Timing Benchmarks

pyCSRML fingerprinting speed is measured on five molecule-size-stratified benchmark sets extracted from the CLinventory. Each set contains 500 molecules; timing is the median of 5 repetitions of fingerprint_batch().

Benchmark sets

Sets are generated from the CLinventory by scripts/create_size_benchmarks.py and stored in tests/test_data/size_benchmarks/.

Set

Heavy-atom range

Molecules

bench_tiny

1 – 10

500

bench_small

11 – 20

500

bench_medium

21 – 35

500

bench_large

36 – 60

500

bench_xlarge

61 +

500

pyCSRML timing results

Measured on Snapdragon X Elite X1E78100 (ARM64, 12 cores, ~32 GB RAM), Python 3.14.2, RDKit 2025.09.3, NumPy 2.3.5.

Set

Heavy atoms

ToxPrint v2 (ms/mol)

TxP_PFAS v1 (ms/mol)

bench_tiny

1 – 10

3.76

0.73

bench_small

11 – 20

5.47

1.01

bench_medium

21 – 35

8.23

1.53

bench_large

36 – 60

12.32

2.19

bench_xlarge

61 +

23.20

4.46

The TxP_PFAS v1 fingerprinter (129 bits) is roughly 5× faster than ToxPrint v2 (729 bits) across all size bins. Both fingerprinters scale approximately linearly with heavy-atom count: ToxPrint v2 ranges from 3.76 ms/mol (tiny) to 23.2 ms/mol (xlarge), a ~6× increase over the full size range.

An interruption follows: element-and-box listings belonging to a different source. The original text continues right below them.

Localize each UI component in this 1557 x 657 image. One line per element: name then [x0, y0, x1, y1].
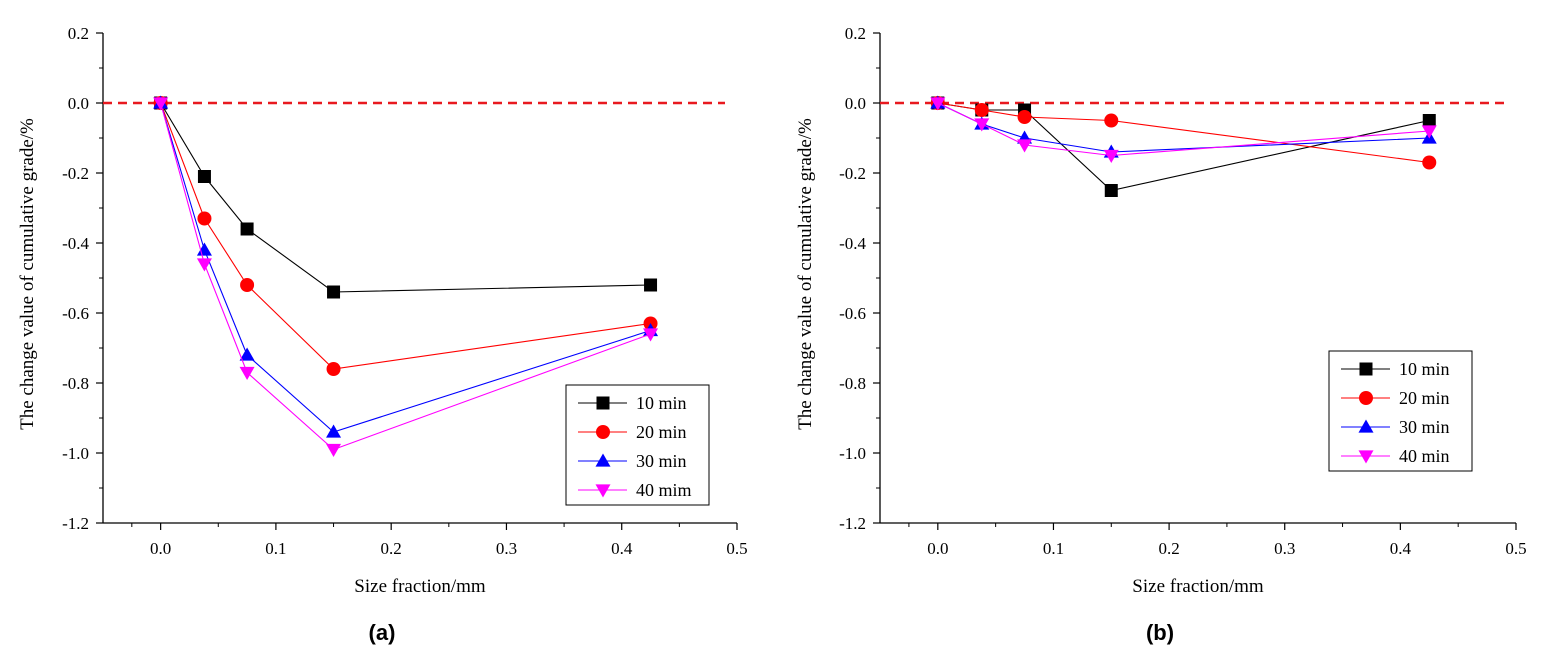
- legend-marker: [595, 484, 611, 498]
- data-point-40-min: [1017, 139, 1033, 153]
- data-point-20-min: [326, 362, 341, 376]
- data-point-10-min: [197, 170, 211, 183]
- series-line-10-min: [160, 102, 651, 293]
- legend-label: 10 min: [1399, 359, 1450, 379]
- y-axis-title: The change value of cumulative grade/%: [17, 118, 38, 430]
- y-tick-label: -0.2: [839, 164, 866, 183]
- panel-label: (b): [1146, 620, 1174, 645]
- y-tick-label: -0.4: [62, 234, 89, 253]
- series-line-20-min: [160, 102, 651, 370]
- legend-marker: [1359, 391, 1373, 405]
- y-tick-label: 0.2: [845, 24, 866, 43]
- y-tick-label: -1.2: [62, 514, 89, 533]
- legend-label: 20 min: [1399, 388, 1450, 408]
- data-point-20-min: [1422, 155, 1437, 170]
- x-tick-label: 0.5: [726, 539, 747, 558]
- legend-marker: [596, 425, 610, 439]
- y-tick-label: -0.8: [839, 374, 866, 393]
- data-point-20-min: [197, 211, 212, 226]
- legend-label: 30 min: [636, 451, 687, 471]
- y-tick-label: -1.0: [839, 444, 866, 463]
- data-point-10-min: [1104, 184, 1118, 197]
- data-point-20-min: [974, 103, 989, 117]
- panel-label: (a): [369, 620, 396, 645]
- legend-box: [565, 384, 710, 506]
- data-point-30-min: [326, 424, 342, 438]
- data-point-40-mim: [326, 443, 342, 457]
- data-point-10-min: [644, 278, 658, 292]
- legend-label: 30 min: [1399, 417, 1450, 437]
- x-tick-label: 0.0: [927, 539, 948, 558]
- y-tick-label: -1.2: [839, 514, 866, 533]
- data-point-30-min: [239, 347, 255, 361]
- x-tick-label: 0.2: [381, 539, 402, 558]
- x-tick-label: 0.5: [1505, 539, 1526, 558]
- data-point-40-min: [1421, 125, 1437, 139]
- data-point-40-min: [1103, 149, 1119, 163]
- x-tick-label: 0.4: [1390, 539, 1412, 558]
- y-tick-label: -1.0: [62, 444, 89, 463]
- y-tick-label: -0.4: [839, 234, 866, 253]
- legend-box: [1328, 350, 1473, 472]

Baseline file: tests/test_data/size_benchmarks/pycsrml_timing_baseline.json.

Reproducing the benchmarks

# Create benchmark sets (one-time; requires CLinventory CSV)
python scripts/create_size_benchmarks.py

# Time pyCSRML (saves pycsrml_timing_baseline.json)
python scripts/benchmark_pycsrml_timing.py          # 5 reps (default)
python scripts/benchmark_pycsrml_timing.py --reps 3  # fewer reps, faster

# Run regression tests (require zips from ChemoTyper)
pytest tests/test_benchmark_regression.py -v -m slow

Timing regression tests (tests/test_benchmark_regression.py) fail if any set runs more than 30 % slower than the saved baseline. They skip gracefully until pycsrml_timing_baseline.json exists.

System information

Full details are recorded in tests/test_data/size_benchmarks/SYSTEM_INFO.md.

Property

Value

Host

ZenbookA14

OS

Windows 11

CPU

Snapdragon X Elite X1E78100 — Qualcomm Oryon

Architecture

ARM64

Physical cores

12

RAM

~32 GB

Python

3.14.2

RDKit

2025.09.3

NumPy

2.3.5

pyCSRML

0.1.0 (editable install)